The original technology for Trinamount was developed by Zep Solar. “We combined quicker and easier-to-install mounting systems with our solar panel technology into one single-branded solution under our own warranty,” Grunow explains. “We are doing the same thing with Trinasmart, which is our integrated advanced power electronics DC panel. We have integrated the panel optimizer from Tigo Energy and we will be wrapping this with our full warranty.”
The Trinasmart Maximizer uses built-in technology to accurately and quickly find the exact optimal operating point of each module and prevents shading issues from diminishing the output of other modules. “This innovation results in up to 20 per cent higher power output for arrays impacted by shading, adds up to 8 per cent higher output for ‘perfect’ installations, and allows for varying string lengths and roof angles,” Grunow says.

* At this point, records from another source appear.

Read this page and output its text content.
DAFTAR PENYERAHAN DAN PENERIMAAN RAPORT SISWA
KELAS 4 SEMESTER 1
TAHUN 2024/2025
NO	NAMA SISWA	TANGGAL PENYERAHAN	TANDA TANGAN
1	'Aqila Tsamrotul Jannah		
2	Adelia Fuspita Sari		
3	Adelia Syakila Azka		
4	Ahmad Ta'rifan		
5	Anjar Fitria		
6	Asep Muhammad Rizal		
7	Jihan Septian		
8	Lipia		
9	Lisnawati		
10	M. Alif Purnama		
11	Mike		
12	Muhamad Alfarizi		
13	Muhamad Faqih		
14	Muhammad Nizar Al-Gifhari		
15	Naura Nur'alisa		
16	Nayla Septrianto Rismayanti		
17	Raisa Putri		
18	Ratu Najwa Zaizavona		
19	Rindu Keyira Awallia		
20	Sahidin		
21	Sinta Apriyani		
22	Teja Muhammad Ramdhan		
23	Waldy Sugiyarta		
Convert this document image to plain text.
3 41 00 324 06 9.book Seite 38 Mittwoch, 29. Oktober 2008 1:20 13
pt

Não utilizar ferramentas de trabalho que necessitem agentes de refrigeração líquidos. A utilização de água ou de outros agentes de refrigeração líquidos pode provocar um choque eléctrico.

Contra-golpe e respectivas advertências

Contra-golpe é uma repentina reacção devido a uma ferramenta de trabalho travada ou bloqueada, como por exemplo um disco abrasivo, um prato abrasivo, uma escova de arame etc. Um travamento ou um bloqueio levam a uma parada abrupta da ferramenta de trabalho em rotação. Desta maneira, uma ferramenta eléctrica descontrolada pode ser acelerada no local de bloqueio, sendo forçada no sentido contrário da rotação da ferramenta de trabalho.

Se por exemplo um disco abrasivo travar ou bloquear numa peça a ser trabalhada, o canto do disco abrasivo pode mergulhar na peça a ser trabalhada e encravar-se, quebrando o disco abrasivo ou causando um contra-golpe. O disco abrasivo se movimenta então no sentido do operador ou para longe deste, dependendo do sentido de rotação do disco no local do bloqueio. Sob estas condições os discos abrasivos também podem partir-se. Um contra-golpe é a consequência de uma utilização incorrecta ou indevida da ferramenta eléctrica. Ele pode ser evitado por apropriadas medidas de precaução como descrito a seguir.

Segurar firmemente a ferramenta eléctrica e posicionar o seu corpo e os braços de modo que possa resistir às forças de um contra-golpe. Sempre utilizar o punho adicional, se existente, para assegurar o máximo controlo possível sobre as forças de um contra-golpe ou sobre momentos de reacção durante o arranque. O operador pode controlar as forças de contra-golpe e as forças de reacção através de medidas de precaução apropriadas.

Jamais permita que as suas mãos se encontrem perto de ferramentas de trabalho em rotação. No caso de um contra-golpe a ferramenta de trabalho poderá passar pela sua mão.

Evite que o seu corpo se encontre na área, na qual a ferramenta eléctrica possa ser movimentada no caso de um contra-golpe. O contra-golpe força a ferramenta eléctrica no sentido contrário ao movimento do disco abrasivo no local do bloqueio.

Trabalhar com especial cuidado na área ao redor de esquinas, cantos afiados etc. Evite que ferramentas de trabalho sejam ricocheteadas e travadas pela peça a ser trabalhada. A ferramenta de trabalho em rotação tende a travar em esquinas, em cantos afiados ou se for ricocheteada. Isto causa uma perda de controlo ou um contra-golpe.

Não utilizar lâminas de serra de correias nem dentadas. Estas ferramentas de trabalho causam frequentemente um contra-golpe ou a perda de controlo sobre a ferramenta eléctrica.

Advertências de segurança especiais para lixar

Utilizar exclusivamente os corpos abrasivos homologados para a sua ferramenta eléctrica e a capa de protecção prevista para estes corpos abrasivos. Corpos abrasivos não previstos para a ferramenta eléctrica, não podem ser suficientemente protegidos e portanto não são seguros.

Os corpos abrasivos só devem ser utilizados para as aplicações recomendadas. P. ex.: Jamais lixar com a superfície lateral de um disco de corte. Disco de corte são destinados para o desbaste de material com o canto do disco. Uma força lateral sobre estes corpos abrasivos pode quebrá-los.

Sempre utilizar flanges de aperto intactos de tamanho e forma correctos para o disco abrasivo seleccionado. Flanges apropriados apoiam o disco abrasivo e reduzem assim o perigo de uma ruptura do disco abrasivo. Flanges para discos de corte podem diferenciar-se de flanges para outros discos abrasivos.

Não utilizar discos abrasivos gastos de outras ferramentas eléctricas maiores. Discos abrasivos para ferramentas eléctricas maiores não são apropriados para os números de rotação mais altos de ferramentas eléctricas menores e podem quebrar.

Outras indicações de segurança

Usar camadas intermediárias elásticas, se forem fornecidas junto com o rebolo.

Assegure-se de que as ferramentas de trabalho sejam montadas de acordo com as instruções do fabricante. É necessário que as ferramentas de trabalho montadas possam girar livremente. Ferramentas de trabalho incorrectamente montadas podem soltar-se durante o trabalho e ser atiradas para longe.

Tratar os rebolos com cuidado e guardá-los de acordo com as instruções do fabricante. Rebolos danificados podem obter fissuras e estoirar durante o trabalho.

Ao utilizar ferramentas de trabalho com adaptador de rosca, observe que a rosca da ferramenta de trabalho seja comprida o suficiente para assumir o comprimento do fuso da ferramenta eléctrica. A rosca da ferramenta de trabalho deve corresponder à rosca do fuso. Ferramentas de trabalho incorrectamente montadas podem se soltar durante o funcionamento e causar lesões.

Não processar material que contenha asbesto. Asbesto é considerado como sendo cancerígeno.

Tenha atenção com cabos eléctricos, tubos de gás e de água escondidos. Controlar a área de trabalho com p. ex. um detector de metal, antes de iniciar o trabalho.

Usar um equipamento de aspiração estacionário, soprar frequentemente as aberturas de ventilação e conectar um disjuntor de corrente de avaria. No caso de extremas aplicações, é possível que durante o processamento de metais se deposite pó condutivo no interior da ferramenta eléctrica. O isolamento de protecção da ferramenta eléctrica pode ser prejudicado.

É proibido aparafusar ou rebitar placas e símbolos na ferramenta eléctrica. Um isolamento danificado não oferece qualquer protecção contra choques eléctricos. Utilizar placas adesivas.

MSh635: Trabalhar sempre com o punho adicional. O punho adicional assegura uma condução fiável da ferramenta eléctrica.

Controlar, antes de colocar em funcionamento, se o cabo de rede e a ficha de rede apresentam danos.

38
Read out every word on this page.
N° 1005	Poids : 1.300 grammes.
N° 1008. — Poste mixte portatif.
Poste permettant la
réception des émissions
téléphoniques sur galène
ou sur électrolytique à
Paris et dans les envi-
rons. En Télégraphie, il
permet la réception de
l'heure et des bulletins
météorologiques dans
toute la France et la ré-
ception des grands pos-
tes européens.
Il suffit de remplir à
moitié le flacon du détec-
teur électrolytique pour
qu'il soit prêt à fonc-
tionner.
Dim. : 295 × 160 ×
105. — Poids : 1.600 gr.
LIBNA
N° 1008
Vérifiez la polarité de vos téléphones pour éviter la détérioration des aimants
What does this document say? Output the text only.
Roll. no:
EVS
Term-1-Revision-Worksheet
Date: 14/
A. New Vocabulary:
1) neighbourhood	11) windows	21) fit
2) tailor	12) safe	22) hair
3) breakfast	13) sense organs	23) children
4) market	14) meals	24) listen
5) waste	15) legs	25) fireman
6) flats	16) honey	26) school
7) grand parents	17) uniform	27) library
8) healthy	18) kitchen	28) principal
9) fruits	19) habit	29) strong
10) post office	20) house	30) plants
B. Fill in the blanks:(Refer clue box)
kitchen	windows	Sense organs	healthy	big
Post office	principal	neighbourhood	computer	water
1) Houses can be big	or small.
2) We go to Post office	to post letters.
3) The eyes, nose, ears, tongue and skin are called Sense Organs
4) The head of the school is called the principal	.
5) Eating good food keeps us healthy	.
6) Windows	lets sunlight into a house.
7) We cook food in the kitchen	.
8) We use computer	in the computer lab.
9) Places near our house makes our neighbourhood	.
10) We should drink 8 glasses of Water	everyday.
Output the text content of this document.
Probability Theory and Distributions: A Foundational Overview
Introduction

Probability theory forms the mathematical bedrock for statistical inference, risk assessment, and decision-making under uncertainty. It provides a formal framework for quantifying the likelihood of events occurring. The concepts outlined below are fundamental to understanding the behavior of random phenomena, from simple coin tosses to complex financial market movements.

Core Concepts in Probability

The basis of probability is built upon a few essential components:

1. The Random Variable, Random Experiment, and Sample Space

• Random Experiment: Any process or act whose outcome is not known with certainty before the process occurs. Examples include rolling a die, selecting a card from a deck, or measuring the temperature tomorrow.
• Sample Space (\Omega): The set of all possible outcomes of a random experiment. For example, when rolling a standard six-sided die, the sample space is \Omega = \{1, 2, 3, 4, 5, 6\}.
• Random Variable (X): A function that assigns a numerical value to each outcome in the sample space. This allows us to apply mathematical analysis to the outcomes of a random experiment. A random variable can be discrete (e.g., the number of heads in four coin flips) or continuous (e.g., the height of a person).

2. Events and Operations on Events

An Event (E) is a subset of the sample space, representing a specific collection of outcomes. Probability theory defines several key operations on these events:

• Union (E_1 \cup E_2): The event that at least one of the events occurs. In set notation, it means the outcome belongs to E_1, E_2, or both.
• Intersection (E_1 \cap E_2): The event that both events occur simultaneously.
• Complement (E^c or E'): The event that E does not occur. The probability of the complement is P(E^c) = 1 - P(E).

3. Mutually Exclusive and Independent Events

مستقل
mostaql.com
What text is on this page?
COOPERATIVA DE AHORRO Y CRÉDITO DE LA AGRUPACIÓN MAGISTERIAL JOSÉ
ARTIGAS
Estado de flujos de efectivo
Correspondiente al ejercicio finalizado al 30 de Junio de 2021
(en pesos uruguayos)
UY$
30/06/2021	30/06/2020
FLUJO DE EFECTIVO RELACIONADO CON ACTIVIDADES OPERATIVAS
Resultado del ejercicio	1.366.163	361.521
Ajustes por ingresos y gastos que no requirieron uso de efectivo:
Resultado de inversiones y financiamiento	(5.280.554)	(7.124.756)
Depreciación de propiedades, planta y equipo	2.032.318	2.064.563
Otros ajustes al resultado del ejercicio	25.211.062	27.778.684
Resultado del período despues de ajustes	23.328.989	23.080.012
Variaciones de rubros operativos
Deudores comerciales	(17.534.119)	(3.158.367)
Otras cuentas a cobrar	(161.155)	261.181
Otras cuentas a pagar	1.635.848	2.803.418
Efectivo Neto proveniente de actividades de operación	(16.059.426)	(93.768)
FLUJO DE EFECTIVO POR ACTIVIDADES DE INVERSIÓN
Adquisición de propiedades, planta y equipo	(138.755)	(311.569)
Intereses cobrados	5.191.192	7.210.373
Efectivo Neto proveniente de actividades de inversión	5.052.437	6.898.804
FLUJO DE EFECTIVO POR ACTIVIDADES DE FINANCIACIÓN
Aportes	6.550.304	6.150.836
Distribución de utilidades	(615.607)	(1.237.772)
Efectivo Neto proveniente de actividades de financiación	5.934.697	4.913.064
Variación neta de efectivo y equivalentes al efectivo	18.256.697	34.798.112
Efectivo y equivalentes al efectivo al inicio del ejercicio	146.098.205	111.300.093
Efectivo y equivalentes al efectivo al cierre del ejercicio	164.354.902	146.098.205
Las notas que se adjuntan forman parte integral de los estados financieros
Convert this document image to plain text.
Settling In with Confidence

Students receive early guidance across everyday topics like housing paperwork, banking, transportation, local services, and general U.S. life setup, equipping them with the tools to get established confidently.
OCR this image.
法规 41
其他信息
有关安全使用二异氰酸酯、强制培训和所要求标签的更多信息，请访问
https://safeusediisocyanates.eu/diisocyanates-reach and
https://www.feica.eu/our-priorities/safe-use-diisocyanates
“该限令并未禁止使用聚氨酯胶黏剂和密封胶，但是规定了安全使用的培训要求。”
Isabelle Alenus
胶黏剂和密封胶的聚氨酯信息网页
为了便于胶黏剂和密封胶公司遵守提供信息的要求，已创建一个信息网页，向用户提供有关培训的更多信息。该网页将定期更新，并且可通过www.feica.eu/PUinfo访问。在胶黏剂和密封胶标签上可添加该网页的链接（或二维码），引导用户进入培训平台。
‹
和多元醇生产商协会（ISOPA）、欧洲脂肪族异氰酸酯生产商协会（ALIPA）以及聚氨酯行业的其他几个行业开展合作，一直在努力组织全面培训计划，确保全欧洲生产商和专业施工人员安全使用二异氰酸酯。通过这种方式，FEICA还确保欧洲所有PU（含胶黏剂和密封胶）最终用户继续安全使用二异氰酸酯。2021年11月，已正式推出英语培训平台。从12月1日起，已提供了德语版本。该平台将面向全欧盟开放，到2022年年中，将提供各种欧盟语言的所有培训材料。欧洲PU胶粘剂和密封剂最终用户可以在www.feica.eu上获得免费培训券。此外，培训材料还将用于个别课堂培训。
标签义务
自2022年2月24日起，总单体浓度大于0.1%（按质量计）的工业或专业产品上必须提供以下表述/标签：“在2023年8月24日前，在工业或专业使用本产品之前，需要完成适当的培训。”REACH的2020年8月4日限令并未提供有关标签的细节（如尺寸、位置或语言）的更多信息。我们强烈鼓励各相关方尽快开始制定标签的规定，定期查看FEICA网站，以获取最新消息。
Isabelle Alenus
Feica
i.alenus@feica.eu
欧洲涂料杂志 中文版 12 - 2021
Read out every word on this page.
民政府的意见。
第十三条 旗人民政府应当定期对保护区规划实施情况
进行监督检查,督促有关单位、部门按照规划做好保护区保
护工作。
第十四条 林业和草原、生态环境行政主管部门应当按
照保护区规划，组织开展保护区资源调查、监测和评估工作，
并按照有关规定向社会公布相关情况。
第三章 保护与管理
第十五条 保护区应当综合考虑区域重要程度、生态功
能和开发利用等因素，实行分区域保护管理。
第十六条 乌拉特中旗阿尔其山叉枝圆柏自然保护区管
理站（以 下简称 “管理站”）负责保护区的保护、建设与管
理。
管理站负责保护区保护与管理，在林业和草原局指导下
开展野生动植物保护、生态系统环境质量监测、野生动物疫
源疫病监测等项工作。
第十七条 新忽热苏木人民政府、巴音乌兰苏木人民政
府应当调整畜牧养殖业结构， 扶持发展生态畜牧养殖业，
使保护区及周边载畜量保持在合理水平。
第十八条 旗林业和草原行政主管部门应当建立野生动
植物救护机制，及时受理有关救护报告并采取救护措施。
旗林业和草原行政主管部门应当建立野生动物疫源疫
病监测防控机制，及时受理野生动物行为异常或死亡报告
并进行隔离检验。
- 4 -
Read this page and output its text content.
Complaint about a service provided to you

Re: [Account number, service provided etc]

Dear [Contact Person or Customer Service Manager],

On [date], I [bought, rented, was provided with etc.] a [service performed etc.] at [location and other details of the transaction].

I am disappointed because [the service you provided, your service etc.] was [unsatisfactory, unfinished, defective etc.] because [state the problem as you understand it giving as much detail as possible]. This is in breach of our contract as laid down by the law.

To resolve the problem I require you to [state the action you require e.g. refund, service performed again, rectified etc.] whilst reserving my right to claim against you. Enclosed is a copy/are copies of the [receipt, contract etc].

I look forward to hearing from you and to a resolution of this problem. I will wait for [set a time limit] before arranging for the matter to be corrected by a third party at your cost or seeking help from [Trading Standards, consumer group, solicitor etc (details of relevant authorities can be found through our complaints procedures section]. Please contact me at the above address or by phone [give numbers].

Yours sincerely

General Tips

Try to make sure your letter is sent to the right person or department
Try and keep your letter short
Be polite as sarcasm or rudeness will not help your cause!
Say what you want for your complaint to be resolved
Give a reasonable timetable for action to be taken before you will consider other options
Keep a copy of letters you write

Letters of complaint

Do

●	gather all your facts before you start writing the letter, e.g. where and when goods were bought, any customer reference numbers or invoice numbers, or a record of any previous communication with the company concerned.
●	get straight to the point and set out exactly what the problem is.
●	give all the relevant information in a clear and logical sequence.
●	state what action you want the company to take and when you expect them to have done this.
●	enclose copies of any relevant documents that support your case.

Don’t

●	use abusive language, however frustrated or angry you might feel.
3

And for Trina, success has come in other ways too. It was listed as the best solar energy firm in the world in the Silicon Valley Toxics Coalition 2012 report – this rates all solar companies based on environmental practices, human resources, and good citizen practices. “We are very proud,” Grunow says. “This is the first time a Chinese company has been rated as the most environmentally friendly solar manufacturer on the planet.”
When the dust settles
What happens today is going to impact the industry for years to come. The leading solar PV players expect the upheaval to continue well into next year.
Eventually market prices will stabilise. Then the surviving manufacturers can catch their breath.
Only then, too, will the industry start to see overall volume grow into a true self-sustaining, global market.
But the message is clear. Smart business decisions today, will create the winners in this market tomorrow.
About: Joyce Laird has an extensive background writing about the electronics industry; semiconductor development, R&D, wafer/foundry/IP and device integration into high density circuit designs.